È un teen drama, che parla ai giovani di altri giovani pieni di problemi, ansie e inquietudini. Non sarà tra le 10 serie tv presenti su Disney+ da vedere per forza almeno una volta nella vita, ma è una storia della Generazione Z che avevamo bisogno di conoscere. Perché ci connette con i disagi giovanili, con le apprensioni, i turbamenti e gli affanni di ragazzi che si affacciano per la prima volta alle cose della vita. Ogni personaggio viene scandagliato da una sceneggiatura che cresce poco alla volta, senza fretta. Il ritmo è lento, privo di brusche accelerate. Sembra una favola raccontata da un vecchio capo indiano, con tanto simbolismo e una miriade di sottintesi che si leggono nei silenzi. Non è una serie rumorosa Reservation Dogs, neppure nelle sue scene più concitate. È avvolta dalla calma sapiente dei capi tribù, che sembrano trovare un senso a tutto, anche – e forse soprattutto – al dolore. È una serie stoica, resiliente, che non manda dei ragazzini allo sbaraglio sulla scena, ma li conduce per mano verso un viaggio accidentato e pieno di insidie. È una commedia amara, che prova ad esorcizzare il dolore con le freddure e il sarcasmo. Il personaggio dello spirito guida di Bear – un suo vecchio antenato morto nella battaglia di Little Bighorn – è quello che incarna la linea comica della serie. È lui che dà consigli al ragazzo, come una specie di armadillo a petto nudo e con le penne in testa. Ma in mezzo all’ironia e all’umorismo, traspare l’essenza vera di Reservation Dogs, la sua chiave introspettiva, il suo essere così penetrante e brillantemente acuta.

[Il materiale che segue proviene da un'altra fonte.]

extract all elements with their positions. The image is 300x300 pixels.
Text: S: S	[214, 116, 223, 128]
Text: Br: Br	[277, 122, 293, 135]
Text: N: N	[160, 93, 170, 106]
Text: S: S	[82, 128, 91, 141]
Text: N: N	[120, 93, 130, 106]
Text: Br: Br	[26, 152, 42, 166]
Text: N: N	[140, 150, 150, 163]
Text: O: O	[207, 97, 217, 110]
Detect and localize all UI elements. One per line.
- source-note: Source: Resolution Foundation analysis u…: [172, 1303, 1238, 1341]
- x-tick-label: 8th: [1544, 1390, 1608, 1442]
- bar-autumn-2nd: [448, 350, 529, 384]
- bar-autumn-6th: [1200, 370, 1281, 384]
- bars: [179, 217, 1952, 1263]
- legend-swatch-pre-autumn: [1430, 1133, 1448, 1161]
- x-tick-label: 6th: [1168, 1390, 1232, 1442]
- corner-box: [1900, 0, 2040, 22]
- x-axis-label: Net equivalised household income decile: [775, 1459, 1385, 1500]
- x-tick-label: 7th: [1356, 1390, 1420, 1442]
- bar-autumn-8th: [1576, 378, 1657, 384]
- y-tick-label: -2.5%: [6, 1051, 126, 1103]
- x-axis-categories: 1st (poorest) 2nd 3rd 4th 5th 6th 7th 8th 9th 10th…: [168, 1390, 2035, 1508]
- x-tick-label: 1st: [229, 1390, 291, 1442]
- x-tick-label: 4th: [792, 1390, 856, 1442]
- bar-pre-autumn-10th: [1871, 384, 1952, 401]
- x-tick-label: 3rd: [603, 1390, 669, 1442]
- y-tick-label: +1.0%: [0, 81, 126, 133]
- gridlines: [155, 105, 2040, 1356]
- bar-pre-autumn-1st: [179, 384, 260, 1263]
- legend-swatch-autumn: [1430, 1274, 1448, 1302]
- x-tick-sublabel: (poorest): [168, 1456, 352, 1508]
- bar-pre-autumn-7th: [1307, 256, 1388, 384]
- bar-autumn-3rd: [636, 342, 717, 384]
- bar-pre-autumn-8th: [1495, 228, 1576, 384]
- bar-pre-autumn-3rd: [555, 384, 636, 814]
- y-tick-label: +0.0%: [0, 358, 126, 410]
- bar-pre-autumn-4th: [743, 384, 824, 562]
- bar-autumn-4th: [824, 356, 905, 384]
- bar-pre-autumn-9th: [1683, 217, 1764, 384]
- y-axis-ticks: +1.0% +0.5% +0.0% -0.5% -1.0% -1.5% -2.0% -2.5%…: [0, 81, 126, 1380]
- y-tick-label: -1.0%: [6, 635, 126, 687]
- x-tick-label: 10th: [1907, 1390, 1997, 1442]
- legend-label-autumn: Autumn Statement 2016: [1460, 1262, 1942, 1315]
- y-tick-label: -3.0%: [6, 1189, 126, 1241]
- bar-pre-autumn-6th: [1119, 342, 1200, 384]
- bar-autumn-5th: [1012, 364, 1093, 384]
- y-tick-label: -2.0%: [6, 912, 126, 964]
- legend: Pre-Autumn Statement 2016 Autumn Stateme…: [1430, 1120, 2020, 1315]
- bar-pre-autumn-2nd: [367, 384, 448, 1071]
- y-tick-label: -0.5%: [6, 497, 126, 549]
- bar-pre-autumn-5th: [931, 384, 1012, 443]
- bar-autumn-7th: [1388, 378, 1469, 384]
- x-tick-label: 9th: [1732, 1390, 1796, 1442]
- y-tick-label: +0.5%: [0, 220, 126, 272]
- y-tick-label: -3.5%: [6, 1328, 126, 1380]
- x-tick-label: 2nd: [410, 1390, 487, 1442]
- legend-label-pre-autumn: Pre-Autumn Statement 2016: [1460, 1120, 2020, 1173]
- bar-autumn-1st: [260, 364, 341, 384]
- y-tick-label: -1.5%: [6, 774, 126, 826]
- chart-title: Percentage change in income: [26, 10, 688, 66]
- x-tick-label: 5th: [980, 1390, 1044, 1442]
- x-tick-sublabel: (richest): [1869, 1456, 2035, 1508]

Se la seconda stagione si concentra tanto sugli scossoni che mettono a dura prova l’amicizia tra i protagonisti, la terza si fa ancora più intensa, analizzando il contesto con uno stile narrativo particolare, con punte di vero e proprio surrealismo. Il confine tra cosa è reale e cosa è frutto dell’immaginazione si fa ancora più labile. Non è solo lo spirito guida che sussurra all’orecchio di Bear: sono i nuovi personaggi, le storie di cui sono portatori, a mantenersi sospese sull’estremità sottile del realismo e a raccontare di una realtà magica in cui razionalità e subconscio viaggiano insieme. L’impressione è quella di essere finiti nel bel mezzo di un racconto indigeno pieno zeppo di tutta quella saggezza filosofica che riconnette spirito e anima alle radici della Terra. È un peccato che Reservation Dogs non abbia avuto la stessa risonanza mediatica dei più popolari teen drama degli ultimi anni. È una storia che non ha nulla di banale, in nessuno dei suoi punti. È delicata e aguzza, punge a fondo, fa divertire e spinge a riflettere. E, soprattutto, si prende del tempo. Tanto tempo. Tempo che abbiamo, ma che spesso tendiamo a sprecare proprio nella smania di occuparlo con qualcosa e dargli un senso. Reservation Dogs sceglie di riconnetterci con la calma paziente del mondo. Di aspettare tutti e trovare un posto per ciascuno di noi. Avrebbe meritato molta più attenzione questa serie – la terza stagione disponibile su Disney+ non è ancora stata doppiata in italiano -. Ma non è tardi per imparare la sua lezione. Per farla nostra. Per custodirla da qualche parte e ripescarla ogni tanto, quando ne sentiamo il bisogno.